Dr Sue answers your questions on Board Composition, Having an impact & New A-level entry grades.
Question One: Board composition
I am the new clerk of a recently merged college and I am increasingly worried about the makeup of the governing body. It seems to be largely made up of colleagues and acquaintances of the chair. How can I ensure a better mix?
Successful governance requires a balanced mix of skills, knowledge and experience that is directed effectively to ensure the work of the governing body is shared equally by all governors.
To ensure that individual governors are empowered to actively participate in the work of the college, they must have up-to-date knowledge, the right skills and remain motivated to gain the experience that can only come from good attendance at meetings. They must also be impartial and prepared to challenge the executive and/or the chair. Appointing friends or acquaintances of other board members who may not be prepared to challenge in this way is not a healthy situation.
Use this opportunity to bring about change by starting with an audit of the existing blend of skills, knowledge and experience amongst the current governors. There are several tools available to help with this and I’m sure the National Clerks’ Network will be able to point you in the right direction.
The next stage is to get the board to agree to recruit new members who fill the identified gaps. You will need to set up a process where the search committee (or equivalent) prioritises applications which demonstrate the particular skills, knowledge and/or experience that meet the needs of the work of the governing body.
Question 2: Having impact
I have been a governor for 12 months and I don’t know whether I am wasting my time. I try to be supportive and get the right balance of challenge but sometimes I feel my contribution isn’t valued by the executive. How can I judge the impact I am having?
You are not alone in this and it is one of the most frequently asked questions. One way to judge this is to get the clerk to organise a board effectiveness exercise. This should include questions about the quality of discussion and minutes, the impact of the board and feedback on the outcomes of previous decisions. Alternatively, why not meet up with the principal for a coffee and just ask the question.
Often principals value a challenging governor – knowing that a governor is going to ask the difficult questions encourages them get their act together and prepare much better for meetings. But they are sometimes not very good at saying thank you to those governors.
I still remember those governors who asked the awkward questions
From my time as a principal I still remember those governors who asked the awkward questions. I might not have enjoyed it at the time but, looking back, I now see they fully understood their role. Having those challenging questions minuted and addressed made it much easier to demonstrate to auditors, regulators and the inspectorate that governors were holding the executive to account. Or as one previous skills minister said, “holding their feet to the fire”.

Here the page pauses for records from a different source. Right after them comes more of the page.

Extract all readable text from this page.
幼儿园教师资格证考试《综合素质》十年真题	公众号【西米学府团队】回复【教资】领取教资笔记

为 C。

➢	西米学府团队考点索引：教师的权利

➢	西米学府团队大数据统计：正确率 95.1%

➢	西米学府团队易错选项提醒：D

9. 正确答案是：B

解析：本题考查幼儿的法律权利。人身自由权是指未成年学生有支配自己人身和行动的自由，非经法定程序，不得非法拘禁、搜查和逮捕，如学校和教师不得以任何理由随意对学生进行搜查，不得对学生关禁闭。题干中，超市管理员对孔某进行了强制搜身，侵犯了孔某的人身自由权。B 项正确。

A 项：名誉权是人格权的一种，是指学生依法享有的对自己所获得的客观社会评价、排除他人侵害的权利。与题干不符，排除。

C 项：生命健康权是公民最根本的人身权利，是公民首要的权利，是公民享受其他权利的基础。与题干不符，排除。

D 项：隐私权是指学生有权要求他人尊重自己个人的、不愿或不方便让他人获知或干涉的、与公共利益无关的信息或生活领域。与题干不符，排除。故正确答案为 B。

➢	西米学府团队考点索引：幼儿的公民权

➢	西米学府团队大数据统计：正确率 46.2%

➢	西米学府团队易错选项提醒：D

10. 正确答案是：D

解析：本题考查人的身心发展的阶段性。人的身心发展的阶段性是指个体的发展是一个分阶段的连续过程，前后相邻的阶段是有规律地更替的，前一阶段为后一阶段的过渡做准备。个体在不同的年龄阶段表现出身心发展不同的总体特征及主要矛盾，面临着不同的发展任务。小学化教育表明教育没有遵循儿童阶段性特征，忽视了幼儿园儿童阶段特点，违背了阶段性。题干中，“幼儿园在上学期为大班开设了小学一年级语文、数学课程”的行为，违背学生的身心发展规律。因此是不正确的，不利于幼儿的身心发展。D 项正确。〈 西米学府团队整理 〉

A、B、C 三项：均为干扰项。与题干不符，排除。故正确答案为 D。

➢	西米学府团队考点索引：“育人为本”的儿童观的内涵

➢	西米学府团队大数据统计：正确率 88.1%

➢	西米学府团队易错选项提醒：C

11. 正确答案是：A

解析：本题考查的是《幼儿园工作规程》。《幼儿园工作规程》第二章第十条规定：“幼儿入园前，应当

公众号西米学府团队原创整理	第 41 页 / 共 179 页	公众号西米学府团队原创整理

Question 3: New A-level entry grades
I am worried we have set our entry grades too low and are undermining our local schools by saying we will accept students onto our A-level programmes with only four or five 4s at GCSE when the local feeder schools are trying to encourage their pupils to aim at five 5s, including English and maths. What do you think we should be doing?
You raise a serious and complex issue. The Ofqual chart has tried to made it clear that both grade 5 and 4 are equivalent to an old grade C, but I am with you. The college should try and support schools to encourage pupils to raise their sights and should consider setting their minimum entry requirement for a 3 A-level programme at four or five grade 5’s. We need to help schools by setting the same aspiration and achievement levels. However, we need to be aware as the recent research highlighted that young people from poorer backgrounds don’t do well at GCSEs, so there needs to be some flexibility and support for them.
This is one of those issues where the college should talk to their feeder schools and try to agree an approach.
I understand your executive’s concerns about making sure you meet your student number targets but, if you felt the right level was at least 5 C’s including English and maths before the change, then you should stick with that expectation and ask for five grade 5’s, even though they are at the top end of a C.
Help schools by setting the same achievement levels
There are those who have said that getting four C’s was not enough in the past and we know that if students don’t have the right grades they struggle with the content and rigour of an A-level programme.
That doesn’t mean you should not offer them a programme at your college, it just might not be A-levels.